First of all I realize that many of you who live north of the Smith & Wesson line look down on us with amusement when we go crazy upon seeing a light dusting of snow. However, you folks fail to realize that we don’t put as much antifreeze in our bodies as y’all.
WE GOT RIGHT AT 8 INCHES OF SNOW AT RIVERVIEW. We had guests who couldn’t get in, and guests who couldn’t get out. I don’t know how our hunting dogs reacted to the snow, but my dog Rebel was a hoot. It didn’t take him long to adapt and enjoy. Well, on the second day, much of that snow turned to ice. As he was skidding across the ice, the ice cracked. He must have thought that he had been shot because he lept about 4 feet in the air, and then face-planted .
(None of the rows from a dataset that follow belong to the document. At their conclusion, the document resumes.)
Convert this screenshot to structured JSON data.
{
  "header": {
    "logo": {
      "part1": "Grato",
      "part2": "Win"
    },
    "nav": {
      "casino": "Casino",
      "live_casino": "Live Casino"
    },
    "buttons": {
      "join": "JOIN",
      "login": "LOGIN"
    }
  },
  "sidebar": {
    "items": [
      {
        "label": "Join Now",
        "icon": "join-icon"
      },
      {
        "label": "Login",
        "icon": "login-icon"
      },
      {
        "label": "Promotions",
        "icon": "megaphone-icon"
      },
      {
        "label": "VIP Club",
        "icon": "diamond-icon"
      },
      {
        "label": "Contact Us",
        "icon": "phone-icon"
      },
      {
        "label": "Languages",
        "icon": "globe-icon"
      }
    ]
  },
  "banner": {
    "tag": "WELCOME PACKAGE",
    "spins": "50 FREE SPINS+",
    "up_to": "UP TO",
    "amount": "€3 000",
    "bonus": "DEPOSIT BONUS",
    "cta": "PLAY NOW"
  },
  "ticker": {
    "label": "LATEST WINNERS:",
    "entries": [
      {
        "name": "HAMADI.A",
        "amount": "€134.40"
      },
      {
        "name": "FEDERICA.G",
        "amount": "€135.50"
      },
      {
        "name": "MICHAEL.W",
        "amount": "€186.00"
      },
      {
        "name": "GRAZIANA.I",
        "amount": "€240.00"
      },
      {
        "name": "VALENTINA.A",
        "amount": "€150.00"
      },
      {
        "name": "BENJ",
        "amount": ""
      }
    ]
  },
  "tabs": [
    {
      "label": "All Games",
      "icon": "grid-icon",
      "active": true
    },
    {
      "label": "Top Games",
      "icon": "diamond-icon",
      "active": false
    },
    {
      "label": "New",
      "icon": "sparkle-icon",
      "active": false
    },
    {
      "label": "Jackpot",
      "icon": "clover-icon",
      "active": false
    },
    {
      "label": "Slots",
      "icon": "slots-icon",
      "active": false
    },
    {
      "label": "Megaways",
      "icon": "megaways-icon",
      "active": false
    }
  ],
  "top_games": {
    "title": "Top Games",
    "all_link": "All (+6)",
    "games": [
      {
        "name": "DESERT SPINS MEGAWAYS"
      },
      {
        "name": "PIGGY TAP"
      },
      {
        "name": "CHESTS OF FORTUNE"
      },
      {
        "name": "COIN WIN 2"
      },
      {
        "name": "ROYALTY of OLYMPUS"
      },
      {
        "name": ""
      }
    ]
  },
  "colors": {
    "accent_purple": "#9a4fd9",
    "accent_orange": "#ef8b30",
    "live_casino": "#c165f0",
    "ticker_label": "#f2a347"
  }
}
I was extremely proud of Cader IV and ALL of the Riverview staff. They handled all of the shifting logistics, meals, and hunting with aplomb and professionalism. One thing that helped them is that I wisely decided to keep my thoughts to myself. We had a very similar event in 1973.
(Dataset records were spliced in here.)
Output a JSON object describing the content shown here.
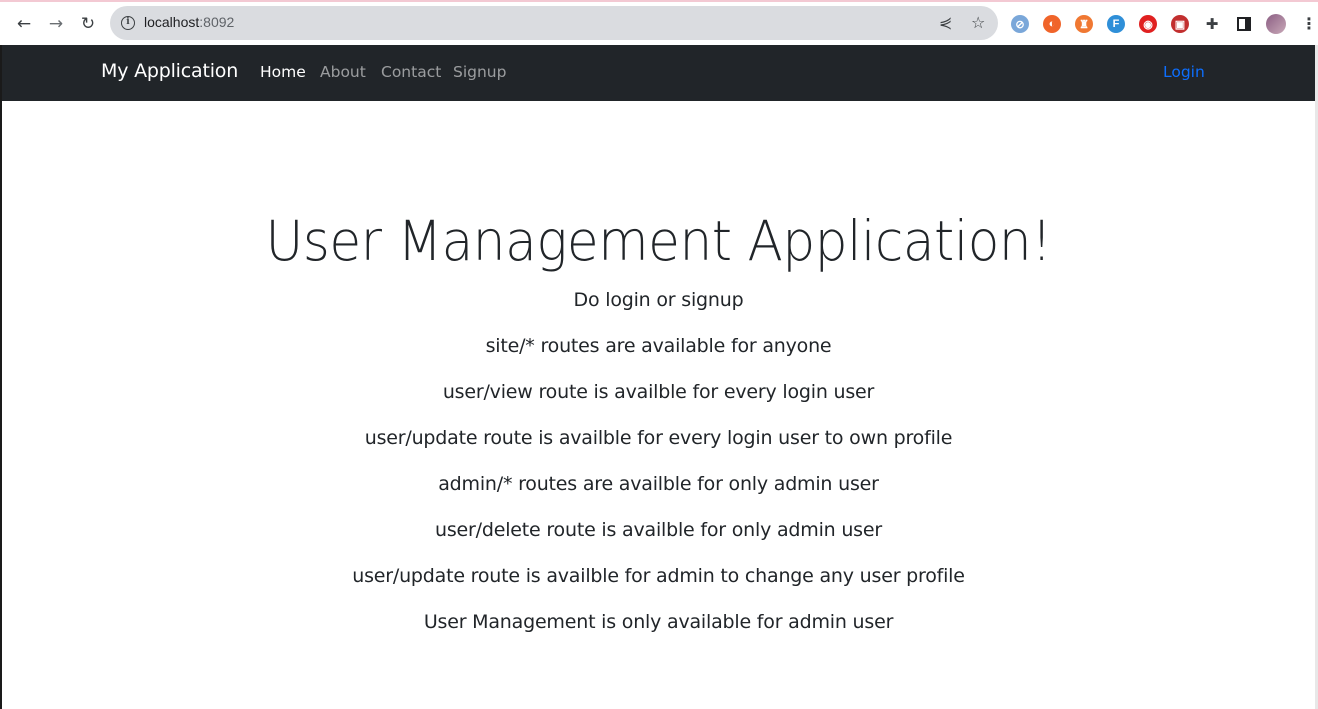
{
  "browser": {
    "url_host": "localhost",
    "url_port": ":8092",
    "back_icon": "arrow-left",
    "forward_icon": "arrow-right",
    "reload_icon": "reload",
    "extensions": [
      {
        "name": "extension-1",
        "color": "#7aa7d9",
        "glyph": "⊘"
      },
      {
        "name": "extension-2",
        "color": "#f0642a",
        "glyph": "◐"
      },
      {
        "name": "extension-3",
        "color": "#f07832",
        "glyph": "♜"
      },
      {
        "name": "extension-4",
        "color": "#2f8fd8",
        "glyph": "F"
      },
      {
        "name": "extension-5",
        "color": "#e02020",
        "glyph": "◉"
      },
      {
        "name": "extension-6",
        "color": "#c22f2f",
        "glyph": "▣"
      }
    ]
  },
  "navbar": {
    "brand": "My Application",
    "links": [
      {
        "label": "Home",
        "active": true
      },
      {
        "label": "About",
        "active": false
      },
      {
        "label": "Contact",
        "active": false
      },
      {
        "label": "Signup",
        "active": false
      }
    ],
    "login": "Login"
  },
  "main": {
    "title": "User Management Application!",
    "lines": [
      "Do login or signup",
      "site/* routes are available for anyone",
      "user/view route is availble for every login user",
      "user/update route is availble for every login user to own profile",
      "admin/* routes are availble for only admin user",
      "user/delete route is availble for only admin user",
      "user/update route is availble for admin to change any user profile",
      "User Management is only available for admin user"
    ]
  },
  "colors": {
    "navbar_bg": "#212529",
    "link_active": "#ffffff",
    "link_muted": "rgba(255,255,255,0.55)",
    "login_link": "#0d6efd",
    "text": "#212529"
  }
}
The main difference in the two events is that the 1973 event was more ice than snow, and about 80% of our quail froze to death in ‘73 while we lost almost no quail with our snow storm. On the positive side of the blizzard was that there were a bunch of ecstatic children in SW Georgia !
OK, just to defend the toughness and masculinity of the Southern Redneck to withstand white out conditions, blowing snow, and idiots who failed to realize that ice offers no traction, I’m going to issue a challenge.
If you Northerners would agree to spend an afternoon with me in August, and you can stand air temps of 100+ temps, humidity index of 110-115 degrees, and air you can wear plus about two trillion gnats, I will risk freezing to death in a snowstorm with you.
TAKE CARE AND MAY GOD BLESS YOU AND YOUR FAMILIES!